Emeryt Protazy lubił spędzać czas przed telewizorem. Szczególnie w porze wieczornej, gdy dzień już się chylił ku końcowi. Wtedy emeryt znajdował programy wybitnie mu odpowiadające. Jednym z tych programów był teleturniej „Krok po kroku”, który polegał na odgadywaniu kolejnych pytań.
Główną nagrodę w wysokości 100.000 złotych zdobywał uczestnik, który odpowie prawidłowo na pięć pytań z wylosowanej dziedziny. Emeryt z zapałem słuchał tej audycji, chcąc sprawdzić swoją wiedzę i ustalić, ile jeszcze wiadomości zdobytych przez dotychczasowe lata życia zostało mu w pamięci.
Pewnego dnia w głowie emeryta zrodził się pomysł, aby zgłosić się do telewizji, ale nie jako uczestnik, lecz jako widz. Program był bowiem tak przygotowany, że uczestnikom towarzyszyła niewielka widownia dopingująca zawodników i oklaskująca prawidłowe odpowiedzi.
Właściwie można postawić pytanie, co skłoniło Protazego do tak radykalnego kroku. Przecież był człowiekiem skromnym.
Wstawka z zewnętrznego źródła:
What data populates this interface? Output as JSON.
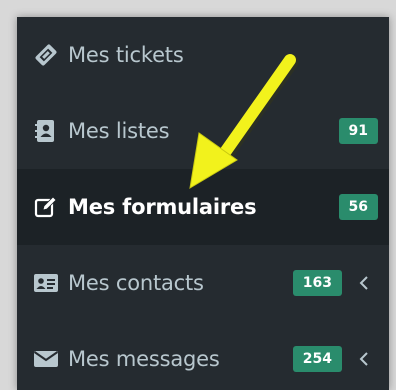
{
  "menu": {
    "items": [
      {
        "label": "Mes tickets",
        "icon": "ticket-icon",
        "badge": null,
        "has_chevron": false
      },
      {
        "label": "Mes listes",
        "icon": "address-book-icon",
        "badge": "91",
        "has_chevron": false
      },
      {
        "label": "Mes formulaires",
        "icon": "edit-form-icon",
        "badge": "56",
        "has_chevron": false,
        "active": true
      },
      {
        "label": "Mes contacts",
        "icon": "id-card-icon",
        "badge": "163",
        "has_chevron": true
      },
      {
        "label": "Mes messages",
        "icon": "envelope-icon",
        "badge": "254",
        "has_chevron": true
      }
    ]
  },
  "colors": {
    "sidebar_bg": "#252b30",
    "active_bg": "#1c2226",
    "text": "#b8c7ce",
    "active_text": "#ffffff",
    "badge_bg": "#2a8c6c",
    "annotation_arrow": "#f2f21c"
  },
  "annotation": {
    "type": "arrow",
    "points_to": "Mes formulaires"
  }
}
Nie lubił występować na forum publicznym. Wolał zaszyć się w zaciszu czterech ścian swego niewielkiego lokalu. Tam mógł spędzać całe dnie bez napięć nerwowych i bez stresów. Organizm ludzki czasem bywa niekonsekwentny. I właśnie Protazemu w tym przypadku zbrakło konsekwencji. Jak zawsze, jakaś tajemnicza siła, której nie mógł się oprzeć, kazała mu, wbrew jego naturze, wyjść z domu i pokazać się w telewizyjnym studio. Taka prezentacja wymagała oczywiście odpowiedniego ubioru. Dlatego emeryt, jak zwykle w takich razach, przywdział trzydziestoletni garnitur, różową koszulę i zielony krawat w niebieskie grochy, a także buty na skórzanym obcasie.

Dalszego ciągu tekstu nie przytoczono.